Fiddler shows up what’s going on, as the requests are still serialized.
Trying to explain ‘why’ is tricky without delving too much into Task or await, but I think (at least at the moment) the minimal conceptual bit is looking at the calling method, specifically that ‘await means returning back to the caller’.
(Yes, there’s lots more to it than that, but trying to simplify as much as I can without losing too much fidelity)
So with this kind of method, when we hit the await the caller can continue to do work, but there’s nothing for it (in this example) to really do.
More importantly, the start of the later web requests don’t happen until later iterations of the foreach loop, since the ‘await’ means that method is ‘stuck’ waiting for the web request until it can continue.
The ‘fix’ for this (assuming your intent is concurrency/parallelization of the http requests) is to move the boundary such that when the ‘await’ in the method does the ‘return to caller’, there’s actually more work (specifically, queuing more http requests) that the caller can do.
using System; | |
using System.Net.Http; | |
namespace ItsBigItsHeavyItsWood | |
{ | |
class Program | |
{ | |
static void Main() | |
{ | |
var urlsToDownload = new[] | |
{ | |
"http://www.google.com/", | |
"http://www.microsoft.com/", | |
"http://www.apple.com/", | |
}; | |
foreach (var url in urlsToDownload) | |
{ | |
DownloadUrl(url); | |
} | |
Console.ReadLine(); | |
} | |
private static async void DownloadUrl(string url) | |
{ | |
var client = new HttpClient(); | |
Console.WriteLine("Starting to download url {0}", url); | |
var contents = await client.GetByteArrayAsync(url); | |
Console.WriteLine("Downloaded {0} bytes", contents.Length); | |
} | |
} | |
} |
With the method like this, we’re doing the foreach at the caller instead (Main in this case). This means that once we hit that ‘await’ keyword and the caller gets to continue, we actually have something meaningful we can do (calling DownloadUrl again and starting another request!)

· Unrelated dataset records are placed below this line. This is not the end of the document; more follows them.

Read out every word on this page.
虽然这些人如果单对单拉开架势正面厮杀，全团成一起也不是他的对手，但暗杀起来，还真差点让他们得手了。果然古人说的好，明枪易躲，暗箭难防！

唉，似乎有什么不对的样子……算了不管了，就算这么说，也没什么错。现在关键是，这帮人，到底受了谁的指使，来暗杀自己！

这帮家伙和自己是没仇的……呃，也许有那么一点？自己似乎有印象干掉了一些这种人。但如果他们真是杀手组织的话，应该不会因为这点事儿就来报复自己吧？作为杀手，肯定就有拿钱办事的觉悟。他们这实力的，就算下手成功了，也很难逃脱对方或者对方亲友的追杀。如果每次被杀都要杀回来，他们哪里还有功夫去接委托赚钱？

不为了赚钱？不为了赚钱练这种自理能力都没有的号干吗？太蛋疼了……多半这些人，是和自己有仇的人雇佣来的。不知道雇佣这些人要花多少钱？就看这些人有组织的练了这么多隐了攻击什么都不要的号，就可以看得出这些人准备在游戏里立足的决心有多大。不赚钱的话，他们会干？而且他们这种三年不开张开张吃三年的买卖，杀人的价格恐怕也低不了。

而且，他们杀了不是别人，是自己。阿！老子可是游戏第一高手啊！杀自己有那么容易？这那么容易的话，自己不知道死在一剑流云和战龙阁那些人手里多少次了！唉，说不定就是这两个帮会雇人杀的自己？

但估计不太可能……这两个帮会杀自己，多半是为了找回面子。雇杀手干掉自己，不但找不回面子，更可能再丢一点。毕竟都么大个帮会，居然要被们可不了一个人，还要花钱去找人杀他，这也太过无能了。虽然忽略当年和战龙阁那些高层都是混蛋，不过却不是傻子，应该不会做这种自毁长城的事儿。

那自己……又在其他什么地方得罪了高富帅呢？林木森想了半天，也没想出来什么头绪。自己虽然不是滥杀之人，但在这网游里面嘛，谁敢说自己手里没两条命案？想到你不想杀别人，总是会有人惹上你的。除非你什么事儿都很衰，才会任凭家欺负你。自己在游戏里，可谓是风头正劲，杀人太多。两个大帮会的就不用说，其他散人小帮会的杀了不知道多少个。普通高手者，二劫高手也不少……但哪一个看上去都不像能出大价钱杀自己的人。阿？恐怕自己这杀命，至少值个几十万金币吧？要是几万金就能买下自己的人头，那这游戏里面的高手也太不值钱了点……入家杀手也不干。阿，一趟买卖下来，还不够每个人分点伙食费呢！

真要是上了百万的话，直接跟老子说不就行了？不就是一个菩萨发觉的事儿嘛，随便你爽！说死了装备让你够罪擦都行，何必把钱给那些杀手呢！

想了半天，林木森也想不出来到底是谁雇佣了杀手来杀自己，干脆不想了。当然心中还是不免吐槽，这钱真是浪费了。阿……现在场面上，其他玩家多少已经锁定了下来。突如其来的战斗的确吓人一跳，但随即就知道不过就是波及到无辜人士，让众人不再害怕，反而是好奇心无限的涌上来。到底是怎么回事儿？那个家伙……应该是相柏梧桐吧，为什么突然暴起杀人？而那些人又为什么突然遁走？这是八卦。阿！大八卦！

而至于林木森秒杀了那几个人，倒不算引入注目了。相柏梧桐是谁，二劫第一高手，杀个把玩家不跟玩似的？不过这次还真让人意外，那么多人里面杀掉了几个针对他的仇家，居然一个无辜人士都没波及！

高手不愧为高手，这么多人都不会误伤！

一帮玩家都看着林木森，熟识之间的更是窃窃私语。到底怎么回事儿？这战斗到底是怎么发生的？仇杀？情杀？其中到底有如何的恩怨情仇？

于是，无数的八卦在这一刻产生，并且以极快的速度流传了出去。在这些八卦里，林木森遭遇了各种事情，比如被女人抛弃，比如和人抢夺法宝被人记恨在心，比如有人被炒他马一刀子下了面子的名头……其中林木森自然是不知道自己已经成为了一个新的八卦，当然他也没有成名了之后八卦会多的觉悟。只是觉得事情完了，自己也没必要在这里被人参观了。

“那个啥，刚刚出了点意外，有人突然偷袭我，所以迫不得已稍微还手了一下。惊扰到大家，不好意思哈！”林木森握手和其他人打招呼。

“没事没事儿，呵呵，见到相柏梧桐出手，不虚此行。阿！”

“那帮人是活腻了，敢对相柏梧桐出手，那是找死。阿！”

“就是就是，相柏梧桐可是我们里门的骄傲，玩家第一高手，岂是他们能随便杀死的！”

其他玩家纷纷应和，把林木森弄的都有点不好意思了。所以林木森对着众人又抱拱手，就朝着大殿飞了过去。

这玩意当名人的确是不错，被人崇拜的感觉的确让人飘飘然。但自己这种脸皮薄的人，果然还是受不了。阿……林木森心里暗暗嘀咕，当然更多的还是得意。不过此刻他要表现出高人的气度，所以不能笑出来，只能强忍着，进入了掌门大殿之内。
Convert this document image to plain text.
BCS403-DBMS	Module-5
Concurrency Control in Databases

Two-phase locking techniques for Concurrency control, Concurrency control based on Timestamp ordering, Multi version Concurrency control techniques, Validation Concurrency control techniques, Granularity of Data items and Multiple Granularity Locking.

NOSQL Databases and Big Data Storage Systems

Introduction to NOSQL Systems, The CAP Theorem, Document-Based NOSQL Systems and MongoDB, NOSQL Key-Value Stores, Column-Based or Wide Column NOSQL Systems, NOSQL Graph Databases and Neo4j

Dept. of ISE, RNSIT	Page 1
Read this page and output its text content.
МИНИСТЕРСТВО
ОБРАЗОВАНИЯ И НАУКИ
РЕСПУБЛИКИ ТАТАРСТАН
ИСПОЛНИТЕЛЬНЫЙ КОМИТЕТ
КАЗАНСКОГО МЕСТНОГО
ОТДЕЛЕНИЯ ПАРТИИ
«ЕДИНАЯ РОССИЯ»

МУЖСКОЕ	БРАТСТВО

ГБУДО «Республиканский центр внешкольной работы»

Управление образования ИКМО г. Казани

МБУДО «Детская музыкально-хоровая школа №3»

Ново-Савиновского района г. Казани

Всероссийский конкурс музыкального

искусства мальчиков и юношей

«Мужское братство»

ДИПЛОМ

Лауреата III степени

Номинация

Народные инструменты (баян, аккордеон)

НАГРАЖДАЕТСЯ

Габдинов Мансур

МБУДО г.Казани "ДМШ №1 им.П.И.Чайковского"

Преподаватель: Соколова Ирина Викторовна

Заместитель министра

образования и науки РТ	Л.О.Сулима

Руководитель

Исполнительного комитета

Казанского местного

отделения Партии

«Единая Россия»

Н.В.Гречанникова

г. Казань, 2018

This simple change in where we do the foreach results in the actual intended concurrency happening, as Fiddler shows us:
The lesson? When making async methods, try to accept parameters that are at the granularity of your intended parallelization. If you want different URL’s to get processed in parallel, then make sure your async method accepts just a url and not a collection of them.
NOTE: Yes, I’m glossing over lots of details and other options, but I’m trying not to complicate an already-too-long post.